I’m not in the least unhappy to see the plans for the proposed massive barrage across the Severn estuary consigned to the bin, although I’m disappointed that the government seem to have thrown out the baby with the bathwater by rejecting all schemes for the estuary rather than just the one. It is, though, another example of taking major strategic decisions on the basis of over-simplistic, and not entirely honest, economic analysis rather than on environmental grounds.

They seem to be saying on the one hand that they reject the barrage because the public purse can’t afford it, whilst they give the go-ahead to nuclear energy because there would be no public subsidy. Supporting that which requires no subsidy over that which cannot be built without subsidy sounds superficially sensible, but it depends on the validity of the underlying statements.

I can’t think of anyone who seriously argues that new nuclear power stations can be built without subsidy of some sort from the public purse. There is debate about the form and size of that subsidy – and there are ways of making it less obvious – but that there will be a subsidy, and a very significant one is surely beyond doubt.
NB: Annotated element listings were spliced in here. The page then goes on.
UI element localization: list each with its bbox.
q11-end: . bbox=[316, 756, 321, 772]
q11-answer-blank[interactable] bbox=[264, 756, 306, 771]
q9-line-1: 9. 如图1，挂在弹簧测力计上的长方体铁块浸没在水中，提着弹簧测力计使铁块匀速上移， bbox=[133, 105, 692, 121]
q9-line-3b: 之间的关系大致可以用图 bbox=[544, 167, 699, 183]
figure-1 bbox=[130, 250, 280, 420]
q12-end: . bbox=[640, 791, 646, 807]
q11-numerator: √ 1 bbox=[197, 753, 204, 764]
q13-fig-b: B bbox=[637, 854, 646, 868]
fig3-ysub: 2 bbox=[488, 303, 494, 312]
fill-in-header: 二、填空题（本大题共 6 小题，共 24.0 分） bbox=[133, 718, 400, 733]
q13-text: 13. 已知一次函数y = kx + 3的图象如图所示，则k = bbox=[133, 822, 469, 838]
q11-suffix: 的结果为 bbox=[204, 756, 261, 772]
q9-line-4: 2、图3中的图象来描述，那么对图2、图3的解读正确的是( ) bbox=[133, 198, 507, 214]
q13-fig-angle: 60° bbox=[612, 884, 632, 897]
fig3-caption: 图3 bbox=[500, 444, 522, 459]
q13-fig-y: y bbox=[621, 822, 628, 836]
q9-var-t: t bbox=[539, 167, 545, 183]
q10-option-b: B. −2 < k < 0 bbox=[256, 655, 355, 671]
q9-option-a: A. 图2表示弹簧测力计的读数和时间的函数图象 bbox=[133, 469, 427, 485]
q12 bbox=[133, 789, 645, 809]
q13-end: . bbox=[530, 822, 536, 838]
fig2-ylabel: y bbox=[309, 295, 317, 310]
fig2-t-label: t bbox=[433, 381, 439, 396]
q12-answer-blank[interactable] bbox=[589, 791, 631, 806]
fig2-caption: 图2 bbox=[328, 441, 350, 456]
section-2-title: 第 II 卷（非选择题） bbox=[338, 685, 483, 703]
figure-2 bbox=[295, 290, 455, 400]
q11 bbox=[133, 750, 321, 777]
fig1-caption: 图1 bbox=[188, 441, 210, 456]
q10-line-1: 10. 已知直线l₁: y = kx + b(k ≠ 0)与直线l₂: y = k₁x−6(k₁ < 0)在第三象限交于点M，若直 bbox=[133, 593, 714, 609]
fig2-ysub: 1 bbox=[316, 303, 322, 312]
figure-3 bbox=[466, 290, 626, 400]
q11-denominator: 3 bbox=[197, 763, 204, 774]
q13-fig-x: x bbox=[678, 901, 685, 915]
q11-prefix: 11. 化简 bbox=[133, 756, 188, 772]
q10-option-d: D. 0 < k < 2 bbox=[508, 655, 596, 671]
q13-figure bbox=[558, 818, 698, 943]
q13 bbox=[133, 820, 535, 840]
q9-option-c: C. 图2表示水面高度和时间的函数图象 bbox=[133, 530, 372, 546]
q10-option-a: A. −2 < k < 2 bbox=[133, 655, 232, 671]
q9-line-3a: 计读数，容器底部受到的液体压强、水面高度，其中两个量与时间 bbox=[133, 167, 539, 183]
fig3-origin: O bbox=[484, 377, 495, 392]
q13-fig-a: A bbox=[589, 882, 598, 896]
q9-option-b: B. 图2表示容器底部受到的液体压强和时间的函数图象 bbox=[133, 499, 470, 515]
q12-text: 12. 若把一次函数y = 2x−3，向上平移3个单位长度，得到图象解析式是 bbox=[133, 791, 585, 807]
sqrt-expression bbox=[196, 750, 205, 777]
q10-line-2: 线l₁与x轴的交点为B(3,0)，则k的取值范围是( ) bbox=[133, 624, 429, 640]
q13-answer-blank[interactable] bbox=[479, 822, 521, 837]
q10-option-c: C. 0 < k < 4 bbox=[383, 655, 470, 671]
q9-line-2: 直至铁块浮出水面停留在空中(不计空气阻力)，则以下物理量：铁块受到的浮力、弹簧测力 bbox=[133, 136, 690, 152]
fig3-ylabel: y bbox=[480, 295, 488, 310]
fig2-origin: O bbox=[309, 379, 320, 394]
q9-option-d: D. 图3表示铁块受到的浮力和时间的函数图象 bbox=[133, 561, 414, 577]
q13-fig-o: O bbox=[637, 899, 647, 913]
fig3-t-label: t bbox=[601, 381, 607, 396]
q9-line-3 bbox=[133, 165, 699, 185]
And I don’t particularly object to a subsidy. Getting our energy policy right, and achieving significant cuts in carbon emissions, is an important enough objective for me to believe that it is right that we should be prepared to use public funding if necessary to achieve it. The question needing debate is about which energy policy is the best one.

Effectively, the UK Government have nailed their energy colours firmly to the nuclear mast. Public funds will be committed to new nuclear power stations rather than to renewable sources of energy. It’s a highly significant decision on energy policy (although in my view the wrong one), and it’s dishonest to portray it as purely a cost-cutting move.